F1

Após tetra, Hamilton descarta repetir Rosberg com aposentadoria. E já pensa em igualar marca de Fangio

Diferente do antigo rival Nico Rosberg, que surpreendeu o mundo do esporte ao anunciar sua aposentadoria da F1 cinco dias após ter conquistado seu único título, Lewis Hamilton deixou claro que ainda há fome para ganhar muito mais e seguir quebrando recordes. Agora, o novo tetracampeão sonha em igualar a maca do lendário Juan Manuel Fangio, dono de cinco títulos
Warm Up, do Hermanos Rodríguez / Redação GP, de Sumaré
 Lewis Hamilton (Foto: Mercedes)

Lewis Hamilton não se cansa de fazer história. E tampouco de quebrar recordes.
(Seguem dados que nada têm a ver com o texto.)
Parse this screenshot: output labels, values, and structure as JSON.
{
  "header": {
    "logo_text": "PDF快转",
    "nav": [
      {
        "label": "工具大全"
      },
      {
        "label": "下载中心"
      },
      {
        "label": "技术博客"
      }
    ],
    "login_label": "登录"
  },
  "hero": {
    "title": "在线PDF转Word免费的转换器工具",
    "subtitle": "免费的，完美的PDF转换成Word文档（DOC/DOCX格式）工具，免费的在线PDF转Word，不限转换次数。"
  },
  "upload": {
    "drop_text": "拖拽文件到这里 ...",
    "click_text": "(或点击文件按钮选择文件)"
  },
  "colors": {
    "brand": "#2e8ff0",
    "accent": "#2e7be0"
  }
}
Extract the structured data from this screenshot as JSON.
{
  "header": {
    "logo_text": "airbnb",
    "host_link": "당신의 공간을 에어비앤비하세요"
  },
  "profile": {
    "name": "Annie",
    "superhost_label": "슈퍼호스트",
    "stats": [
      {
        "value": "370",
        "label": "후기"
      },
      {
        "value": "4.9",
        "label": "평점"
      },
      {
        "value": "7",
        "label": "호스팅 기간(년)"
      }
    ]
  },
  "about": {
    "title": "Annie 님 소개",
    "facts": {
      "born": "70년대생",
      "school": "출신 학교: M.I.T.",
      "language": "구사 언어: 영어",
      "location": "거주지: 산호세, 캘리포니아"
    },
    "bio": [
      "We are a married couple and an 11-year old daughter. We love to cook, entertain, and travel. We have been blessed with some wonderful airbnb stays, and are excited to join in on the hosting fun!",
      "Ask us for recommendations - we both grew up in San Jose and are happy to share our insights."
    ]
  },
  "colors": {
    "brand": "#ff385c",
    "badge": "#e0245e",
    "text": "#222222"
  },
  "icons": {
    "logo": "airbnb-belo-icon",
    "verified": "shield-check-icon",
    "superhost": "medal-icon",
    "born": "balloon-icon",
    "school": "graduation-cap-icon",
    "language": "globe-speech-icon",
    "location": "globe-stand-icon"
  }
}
Neste 2017 tão especial, o britânico de 32 anos superou ninguém menos que Ayrton Senna e Michael Schumacher para tornar-se o maior dono de poles da F1. E no último domingo (29), deixou o laureado ‘Clube dos Tri’, do qual fazem parte lendas como Jack Brabham, Jackie Stewart, Niki Lauda, Nelson Piquet e Ayrton Senna e agora integra o rol dos detentores de quatro títulos ao lado de Alain Prost e Sebastian Vettel
 
Agora, com 2018 já a caminho, Hamilton deixou claro que tem fome para muito mais. Por isso, descartou por completo seguir os passos de Nico Rosberg, o ex-rival que deixou a F1 apenas cinco dias depois de conquistar seu único título mundial no ano passado. A meta de Lewis é igualar outra lenda da F1: o argentino Juan Manuel Fangio, pentacampeão do mundo.
 
“Obviamente, poderia fazer o mais fácil, como fez Rosberg, e simplesmente me aposentar com esse quarto título, mas acho que há mais em mim, há mais por vir, mais desafios e momentos mais difíceis pela frente. E eu gosto disso. Adoro”, declarou o piloto em entrevista coletiva pouco depois de comemorar sua glória máxima na F1.
Lewis Hamilton não quer parar no tetra. E já mira igualar a marca histórica de Juan Manuel Fangio (Foto: AFP)
Hamilton invocou o lema que o acompanha ao longo da carreira para reforçar seu espírito de superação depois de um começo de temporada difícil em que esteve boa parte atrás de Sebastian Vettel. Mas a reação fulminante na segunda parte do campeonato foi decisiva para o título.
 
“Levo a frase ‘Ainda assim me levanto’ na parte de trás do meu capacete. Significa que quando te batem, você se levanta de novo, e segue lutando tão forte quanto possível. Nunca me dei por vencido, continuei lutando”, declarou Lewis, de olho na mítica marca de Fangio. “Quatro é um grande número, mas agora quero cinco”, completou.
 

Toto Wolff, chefe da Mercedes, ressaltou que o desafio de Hamilton para alcançar o pentacampeonato no ano que vem vai ser muito mais difícil, sobretudo se a Red Bull mantiver a força nesta fase final da temporada, se a Ferrari continuar bem e aparecer um fato novo, a McLaren, a partir de 2018 impulsionada pelo motor Renault.
 
“Gosto da briga entre três [equipes] e mesmo a McLaren, com motor Renault, pode estar lá, também. Claramente, Max Verstappen é um cara com grande futuro e um carro muito rápido”, analisou o dirigente austríaco.